Sin embargo, en los últimos años, esta facción con base en Gaza ha cosechado los beneficios de una importante afluencia de financiación iraní, ayuda técnica para la producción de cohetes y aviones no tripulados y entrenamiento táctico militar, algunos de los cuales se llevaron a cabo fuera de las fronteras de Gaza.
A pesar de la falta de pruebas tangibles que vinculen directamente a Irán con la orquestación o coordinación de este ataque, que causó más de 900 víctimas israelíes y miles de heridos, las autoridades estadounidenses e israelíes no pueden ignorar los signos inequívocos del respaldo iraní.
Los funcionarios de Teherán, lejos de negar estas acusaciones, han alardeado públicamente de la ayuda militar canalizada a Hamás a lo largo de los años.
Irán ayuda a Hamás
El análisis de las secuelas del atentado realizado por los servicios de inteligencia occidentales apunta a una amplia preparación por parte de Hamás, que se remonta a mediados de 2022.
La escala, el sigilo y la complejidad de la ofensiva, que incluyó incursiones coordinadas por tierra, mar y aire con cientos de militantes, sugieren una importante ayuda externa.

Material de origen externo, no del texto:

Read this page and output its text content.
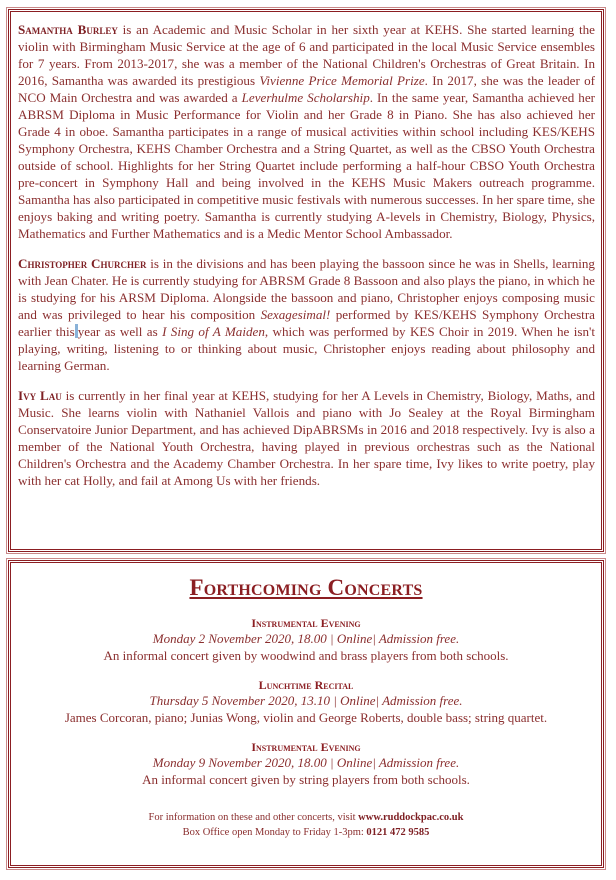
Samantha Burley is an Academic and Music Scholar in her sixth year at KEHS. She started learning the violin with Birmingham Music Service at the age of 6 and participated in the local Music Service ensembles for 7 years. From 2013-2017, she was a member of the National Children's Orchestras of Great Britain. In 2016, Samantha was awarded its prestigious Vivienne Price Memorial Prize. In 2017, she was the leader of NCO Main Orchestra and was awarded a Leverhulme Scholarship. In the same year, Samantha achieved her ABRSM Diploma in Music Performance for Violin and her Grade 8 in Piano. She has also achieved her Grade 4 in oboe. Samantha participates in a range of musical activities within school including KES/KEHS Symphony Orchestra, KEHS Chamber Orchestra and a String Quartet, as well as the CBSO Youth Orchestra outside of school. Highlights for her String Quartet include performing a half-hour CBSO Youth Orchestra pre-concert in Symphony Hall and being involved in the KEHS Music Makers outreach programme. Samantha has also participated in competitive music festivals with numerous successes. In her spare time, she enjoys baking and writing poetry. Samantha is currently studying A-levels in Chemistry, Biology, Physics, Mathematics and Further Mathematics and is a Medic Mentor School Ambassador.

Christopher Churcher is in the divisions and has been playing the bassoon since he was in Shells, learning with Jean Chater. He is currently studying for ABRSM Grade 8 Bassoon and also plays the piano, in which he is studying for his ARSM Diploma. Alongside the bassoon and piano, Christopher enjoys composing music and was privileged to hear his composition Sexagesimal! performed by KES/KEHS Symphony Orchestra earlier this year as well as I Sing of A Maiden, which was performed by KES Choir in 2019. When he isn't playing, writing, listening to or thinking about music, Christopher enjoys reading about philosophy and learning German.

Ivy Lau is currently in her final year at KEHS, studying for her A Levels in Chemistry, Biology, Maths, and Music. She learns violin with Nathaniel Vallois and piano with Jo Sealey at the Royal Birmingham Conservatoire Junior Department, and has achieved DipABRSMs in 2016 and 2018 respectively. Ivy is also a member of the National Youth Orchestra, having played in previous orchestras such as the National Children's Orchestra and the Academy Chamber Orchestra. In her spare time, Ivy likes to write poetry, play with her cat Holly, and fail at Among Us with her friends.

Forthcoming Concerts
Instrumental Evening
Monday 2 November 2020, 18.00 | Online| Admission free.
An informal concert given by woodwind and brass players from both schools.
Lunchtime Recital
Thursday 5 November 2020, 13.10 | Online| Admission free.
James Corcoran, piano; Junias Wong, violin and George Roberts, double bass; string quartet.
Instrumental Evening
Monday 9 November 2020, 18.00 | Online| Admission free.
An informal concert given by string players from both schools.
For information on these and other concerts, visit www.ruddockpac.co.uk
Box Office open Monday to Friday 1-3pm: 0121 472 9585
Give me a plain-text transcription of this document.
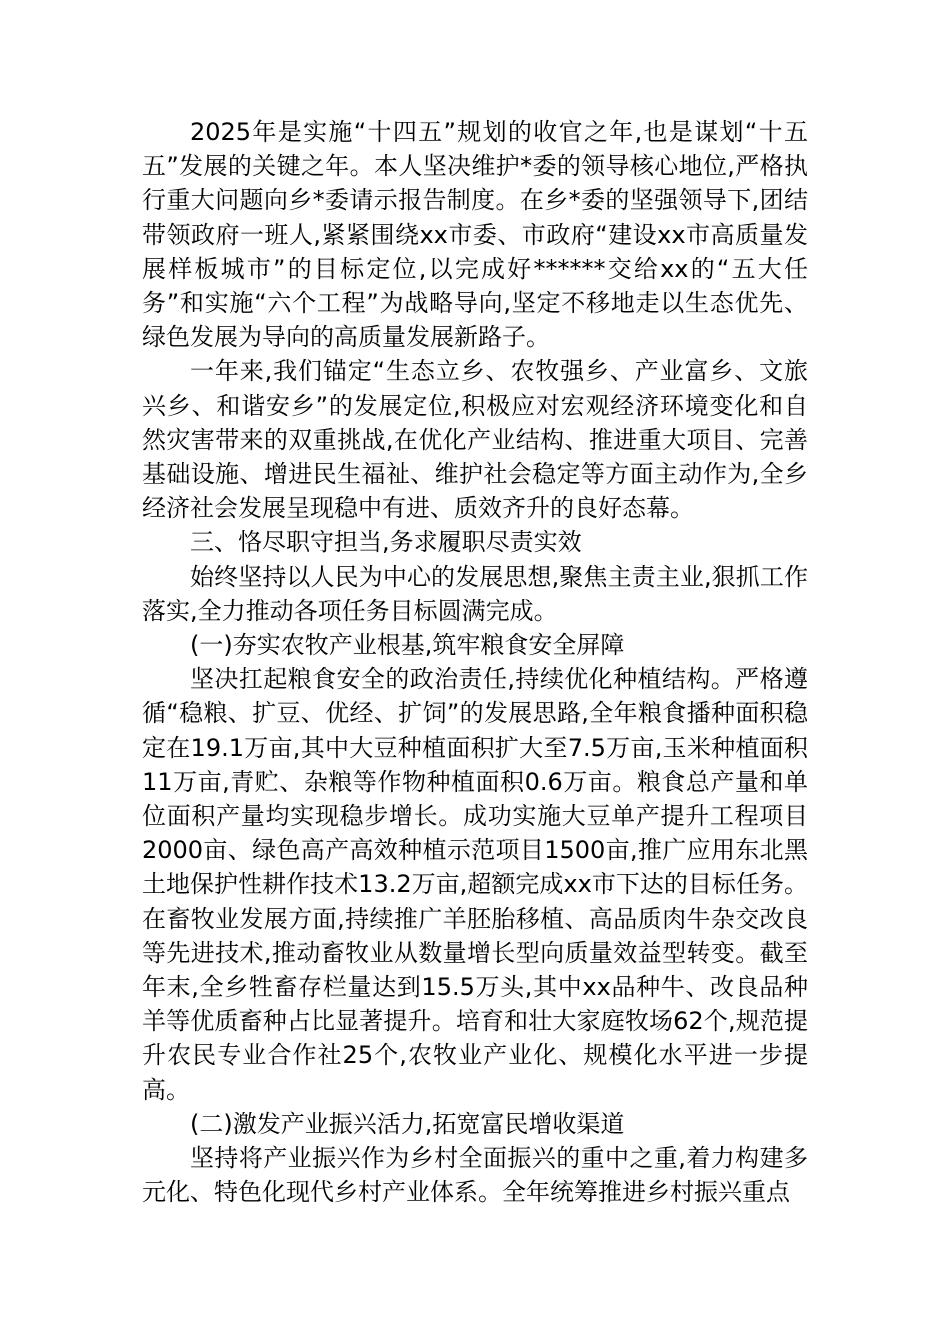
2025年是实施“十四五”规划的收官之年,也是谋划“十五五”发展的关键之年。本人坚决维护*委的领导核心地位,严格执行重大问题向乡*委请示报告制度。在乡*委的坚强领导下,团结带领政府一班人,紧紧围绕xx市委、市政府“建设xx市高质量发展样板城市”的目标定位,以完成好******交给xx的“五大任务”和实施“六个工程”为战略导向,坚定不移地走以生态优先、绿色发展为导向的高质量发展新路子。

一年来,我们锚定“生态立乡、农牧强乡、产业富乡、文旅兴乡、和谐安乡”的发展定位,积极应对宏观经济环境变化和自然灾害带来的双重挑战,在优化产业结构、推进重大项目、完善基础设施、增进民生福祉、维护社会稳定等方面主动作为,全乡经济社会发展呈现稳中有进、质效齐升的良好态幕。

三、恪尽职守担当,务求履职尽责实效

始终坚持以人民为中心的发展思想,聚焦主责主业,狠抓工作落实,全力推动各项任务目标圆满完成。

(一)夯实农牧产业根基,筑牢粮食安全屏障

坚决扛起粮食安全的政治责任,持续优化种植结构。严格遵循“稳粮、扩豆、优经、扩饲”的发展思路,全年粮食播种面积稳定在19.1万亩,其中大豆种植面积扩大至7.5万亩,玉米种植面积11万亩,青贮、杂粮等作物种植面积0.6万亩。粮食总产量和单位面积产量均实现稳步增长。成功实施大豆单产提升工程项目2000亩、绿色高产高效种植示范项目1500亩,推广应用东北黑土地保护性耕作技术13.2万亩,超额完成xx市下达的目标任务。在畜牧业发展方面,持续推广羊胚胎移植、高品质肉牛杂交改良等先进技术,推动畜牧业从数量增长型向质量效益型转变。截至年末,全乡牲畜存栏量达到15.5万头,其中xx品种牛、改良品种羊等优质畜种占比显著提升。培育和壮大家庭牧场62个,规范提升农民专业合作社25个,农牧业产业化、规模化水平进一步提高。

(二)激发产业振兴活力,拓宽富民增收渠道

坚持将产业振兴作为乡村全面振兴的重中之重,着力构建多元化、特色化现代乡村产业体系。全年统筹推进乡村振兴重点
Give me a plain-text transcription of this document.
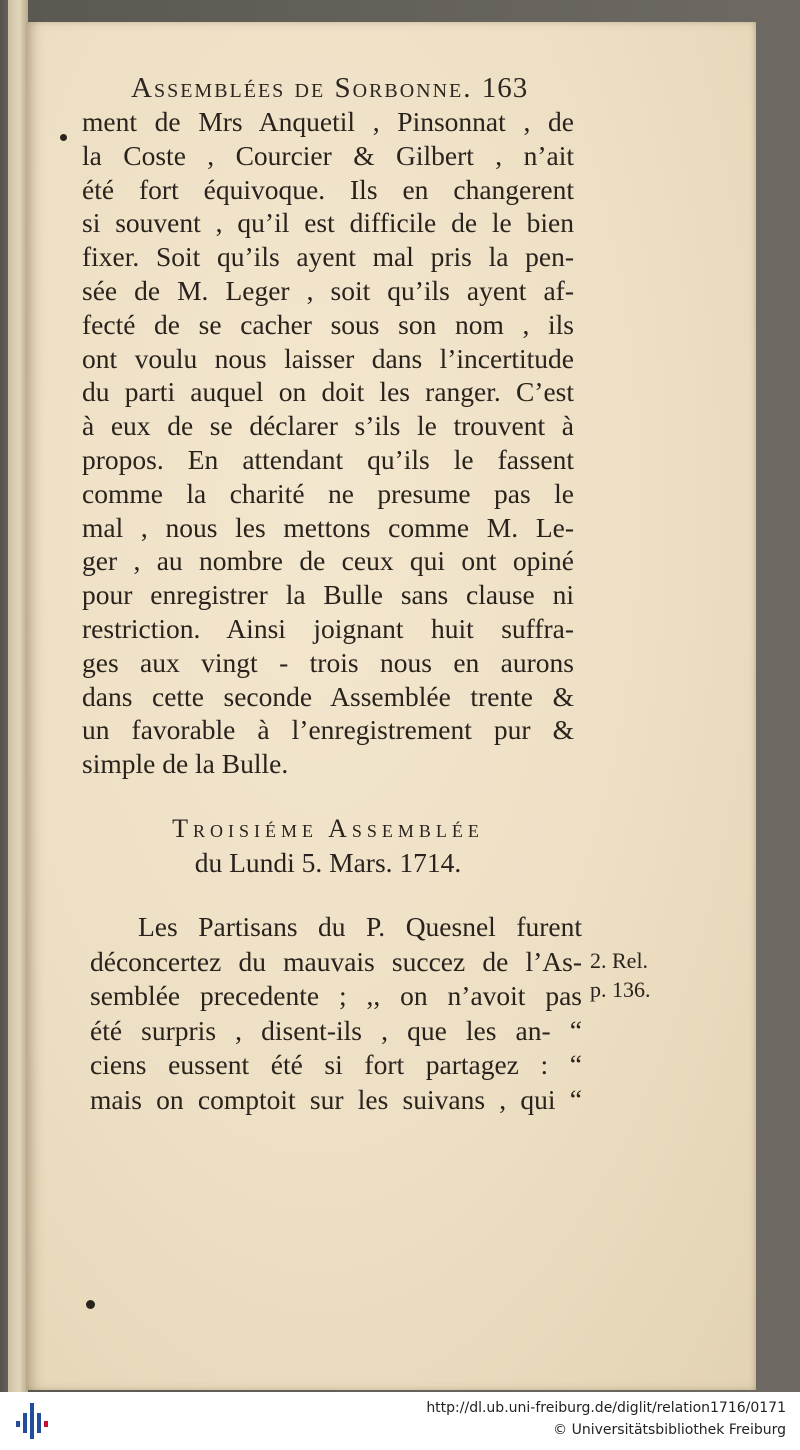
Assemblées de Sorbonne. 163
ment de Mrs Anquetil , Pinsonnat , de
la Coste , Courcier & Gilbert , n’ait
été fort équivoque. Ils en changerent
si souvent , qu’il est difficile de le bien
fixer. Soit qu’ils ayent mal pris la pen-
sée de M. Leger , soit qu’ils ayent af-
fecté de se cacher sous son nom , ils
ont voulu nous laisser dans l’incertitude
du parti auquel on doit les ranger. C’est
à eux de se déclarer s’ils le trouvent à
propos. En attendant qu’ils le fassent
comme la charité ne presume pas le
mal , nous les mettons comme M. Le-
ger , au nombre de ceux qui ont opiné
pour enregistrer la Bulle sans clause ni
restriction. Ainsi joignant huit suffra-
ges aux vingt - trois nous en aurons
dans cette seconde Assemblée trente &
un favorable à l’enregistrement pur &
simple de la Bulle.
Troisiéme Assemblée
du Lundi 5. Mars. 1714.
Les Partisans du P. Quesnel furent
déconcertez du mauvais succez de l’As-
semblée precedente ; ,, on n’avoit pas
été surpris , disent-ils , que les an- “
ciens eussent été si fort partagez : “
mais on comptoit sur les suivans , qui “
2. Rel.
p. 136.
http://dl.ub.uni-freiburg.de/diglit/relation1716/0171
© Universitätsbibliothek Freiburg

La precisión de los ataques y la combinación de cohetes y aviones no tripulados desplegados apuntan a una capacidad nunca vista en los ataques de Hamás.
Jonathan Finer, viceconsejero de Seguridad Nacional de la Casa Blanca, confirmó en una entrevista a CBS News el apoyo histórico de Irán a Hamás, que incluye suministro de armas, entrenamiento y ayuda financiera.
“Lo que puedo decir sin lugar a dudas es que Irán es ampliamente cómplice de estos ataques. Irán ha sido el principal respaldo de Hamás durante décadas. Les han proporcionado armas. Les han proporcionado formación. Les han brindado apoyo financiero. Y por eso, en términos de complicidad amplia, tenemos muy claro cuál es el papel de Irán”, aseguró Finer.
Irán niega oficialmente cualquier implicación directa en el atentado, pero aplaude con entusiasmo las acciones de los militantes de Hamás.
¿En qué consiste esta “ayuda”?
Ismail Haniyeh, líder de Hamás, reveló en una entrevista pasada que el grupo recibió 70 millones de dólares en ayuda militar de Irán. El informe del Departamento de Estado de 2020 calculó que el apoyo financiero anual de Irán a las organizaciones terroristas palestinas, incluida Hamás, ronda los 100 millones de dólares.
Funcionarios de los servicios de inteligencia afirman que Irán prestó ayuda técnica a Hamás para la fabricación de los más de 4.000 cohetes y aviones no tripulados armados lanzados contra Israel desde el asalto.
También se especula con que algunos militantes de Hamás recibieron entrenamiento militar avanzado en campamentos libaneses dirigidos por asesores técnicos del Cuerpo de la Guardia Revolucionaria Islámica de Irán y de Hezbolá.
Este apoyo iraní parece tener su origen en los intentos de Teherán a principios de la década de 1990 de sabotear un acuerdo de paz entre palestinos e israelíes. Sin embargo, los expertos advierten de que Hamás mantiene su independencia a pesar del respaldo iraní, lo que la convierte en un objetivo más difícil de alcanzar para las agencias de inteligencia israelíes y occidentales.
La huella iraní va más allá de la ayuda financiera y logística; también es perceptible en el armamento desplegado por Hamás. Aunque es probable que estos cohetes y misiles fueran de producción local, su inconfundible herencia iraní es evidente. El cambio a la producción local fue una decisión estratégica tras la represión egipcia de las rutas de contrabando.
Aunque las Fuerzas de Defensa israelíes no han encontrado pruebas concluyentes de la participación operativa iraní en el reciente ataque, las tácticas empleadas resuenan con la filosofía operativa de Irán: lanzar ataques periódicos para erosionar la moral israelí, su resistencia y, en última instancia, la viabilidad del país a largo plazo.